Ausgabe 2012/1
Kategorie: EEG
Die Energiewende schlingert
„Mit der Energiewende bleibt Deutschland führend bei Energie- und Umwelttechnologien.“ Mit diesem Slogan wird derzeit das Bundesministerium für Umwelt, Naturschutz und Reaktorsicherheit in Zeitschriftenanzeigen für den neuen Weg geworben.

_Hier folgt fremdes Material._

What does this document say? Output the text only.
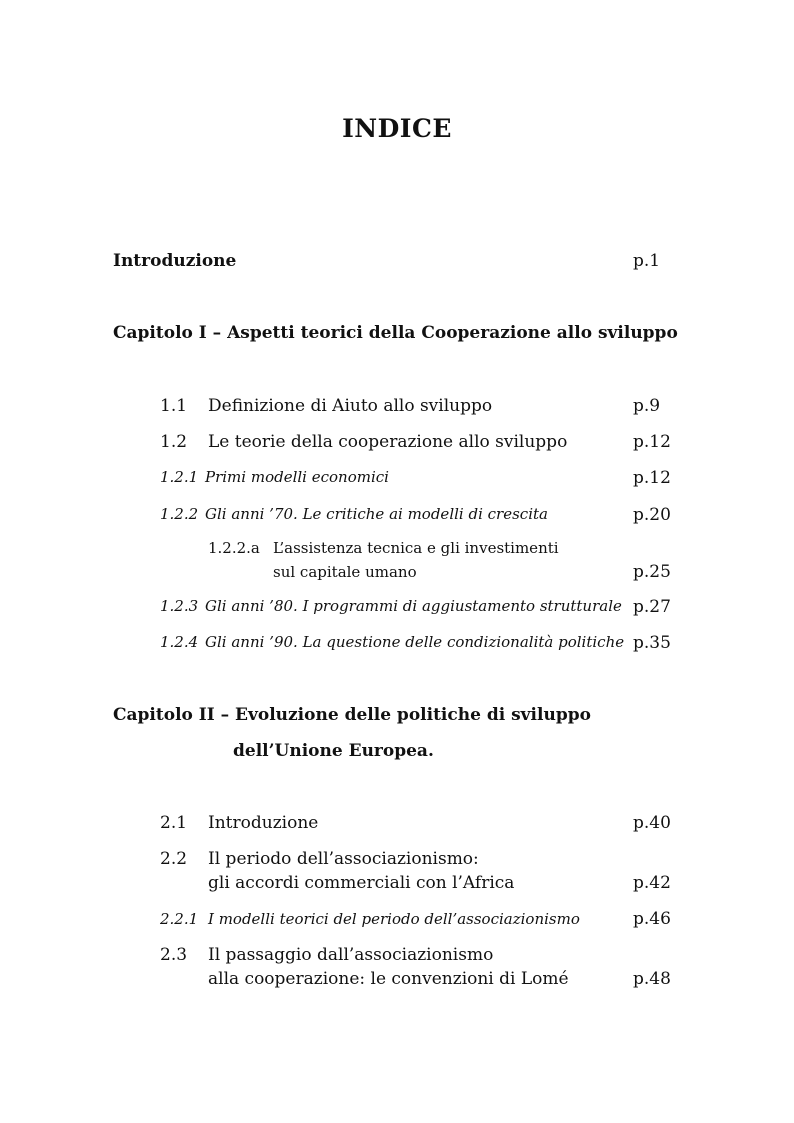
INDICE
Introduzione	p.1
Capitolo I – Aspetti teorici della Cooperazione allo sviluppo
1.1 Definizione di Aiuto allo sviluppo	p.9
1.2 Le teorie della cooperazione allo sviluppo	p.12
1.2.1 Primi modelli economici	p.12
1.2.2 Gli anni ’70. Le critiche ai modelli di crescita	p.20
1.2.2.a L’assistenza tecnica e gli investimenti
sul capitale umano	p.25
1.2.3 Gli anni ’80. I programmi di aggiustamento strutturale p.27
1.2.4 Gli anni ’90. La questione delle condizionalità politiche p.35
Capitolo II – Evoluzione delle politiche di sviluppo
dell’Unione Europea.
2.1 Introduzione	p.40
2.2 Il periodo dell’associazionismo:
gli accordi commerciali con l’Africa	p.42
2.2.1 I modelli teorici del periodo dell’associazionismo	p.46
2.3 Il passaggio dall’associazionismo
alla cooperazione: le convenzioni di Lomé	p.48
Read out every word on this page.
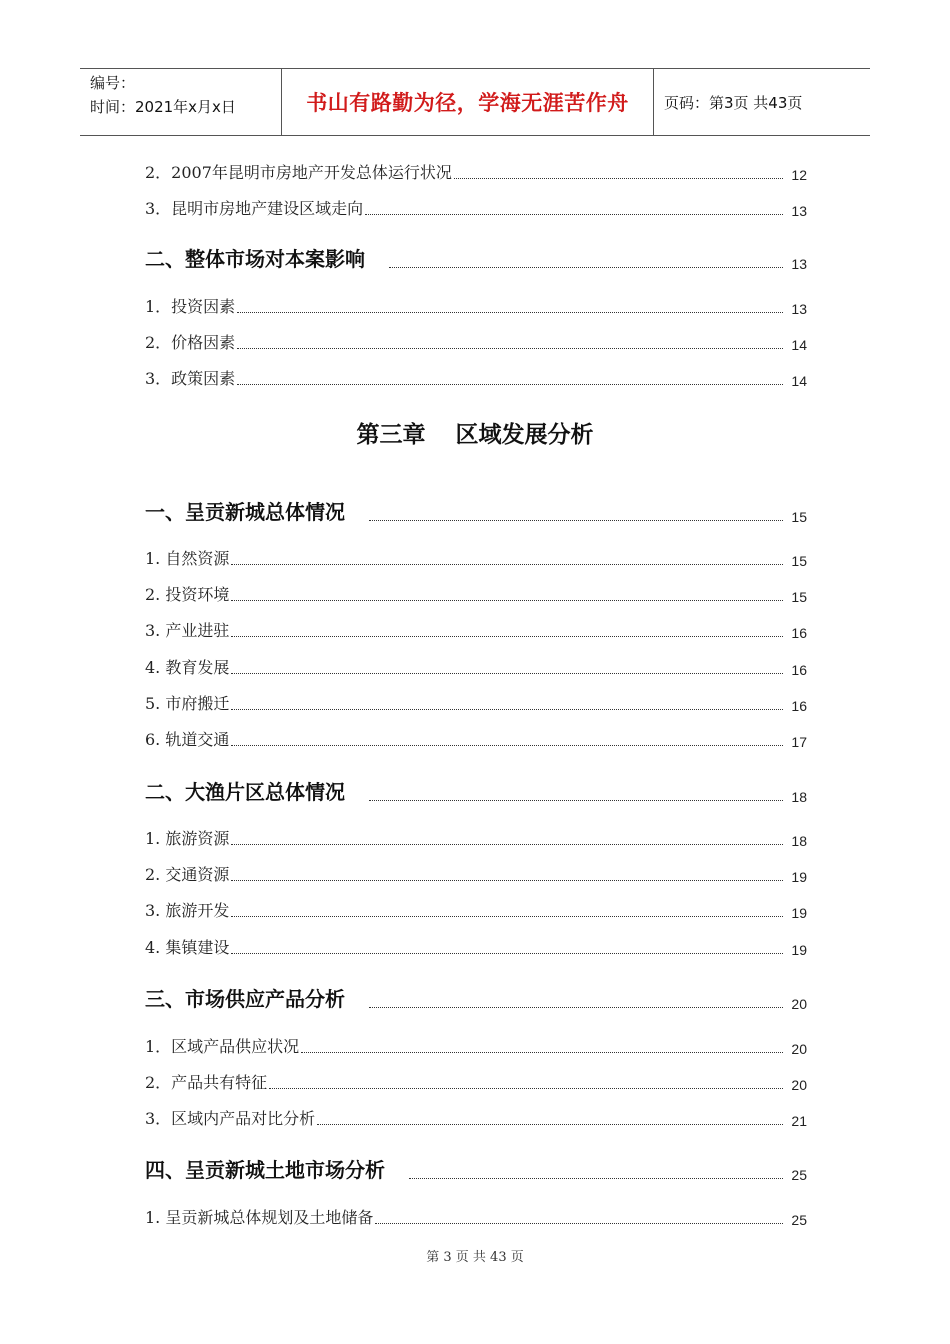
编号：
时间：2021年x月x日	书山有路勤为径，学海无涯苦作舟	页码：第3页 共43页
2．2007年昆明市房地产开发总体运行状况	12
3．昆明市房地产建设区域走向	13
二、整体市场对本案影响	13
1．投资因素	13
2．价格因素	14
3．政策因素	14
第三章 区域发展分析
一、呈贡新城总体情况	15
1. 自然资源	15
2. 投资环境	15
3. 产业进驻	16
4. 教育发展	16
5. 市府搬迁	16
6. 轨道交通	17
二、大渔片区总体情况	18
1. 旅游资源	18
2. 交通资源	19
3. 旅游开发	19
4. 集镇建设	19
三、市场供应产品分析	20
1．区域产品供应状况	20
2．产品共有特征	20
3．区域内产品对比分析	21
四、呈贡新城土地市场分析	25
1. 呈贡新城总体规划及土地储备	25
第 3 页 共 43 页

Doch die Energiewende kommt ins Schlingern:
- Wirtschaftsminister Rösler und Kollegen verlangen einen Deckel von einem Gigawatt für Photovoltaikanlagen. Sie ignorieren dabei, welche enorme Kostensenkung die PV in den vergangenen Wochen und Monaten durchlaufen hat. Die beschlossenen Absenkungen sind nicht ausgewogen. Sie bergen die Gefahr, dass es zu Neiddebatten innerhalb der Erneuerbaren kommt. Man kann gar den Eindruck gewinnen, dass man die Branche untereinander ausspielen möchte. Die im neuen EEG zum 1.1.2012 festgelegten Vergütungsabsenkungen der Wasserkraft (1 Prozent), bei Deponie- und Klärgas (1,5 Prozent) und Biomasse (2 Prozent) wirken aus Sicht der 15 Prozent Absenkung bei der Photovoltaik grotesk. Es bedarf aller Technologien, die Zerschlagung einer Branche ist dabei sicherlich nicht ziel führend.
- Das Unterstützungspaket zur Ankurbelung der energetischen Gebäudesanierung, das die Regierung auflegen wollte, ist im Bundesrat durchgefallen und seither umstritten. Beide Seiten begrüßen zwar das Ziel gleichermaßen, beide lehnen jedoch den Einsatz eigener Finanzmitteln ab. Das Politik heute noch derart kurzsichtig agieren kann ist eigentlich nicht nahvollziehbar. Bedenkt man dass beispielsweise für jeden Euro, der 2010 in die Förderung des energieeffizienten Bauens und Sanierens geflossen ist, die öffentlichen Haushalte zwischen 4 und 5 Euro eingenommen haben, so erscheinen die vorgebrachten Argumente nur noch absurd.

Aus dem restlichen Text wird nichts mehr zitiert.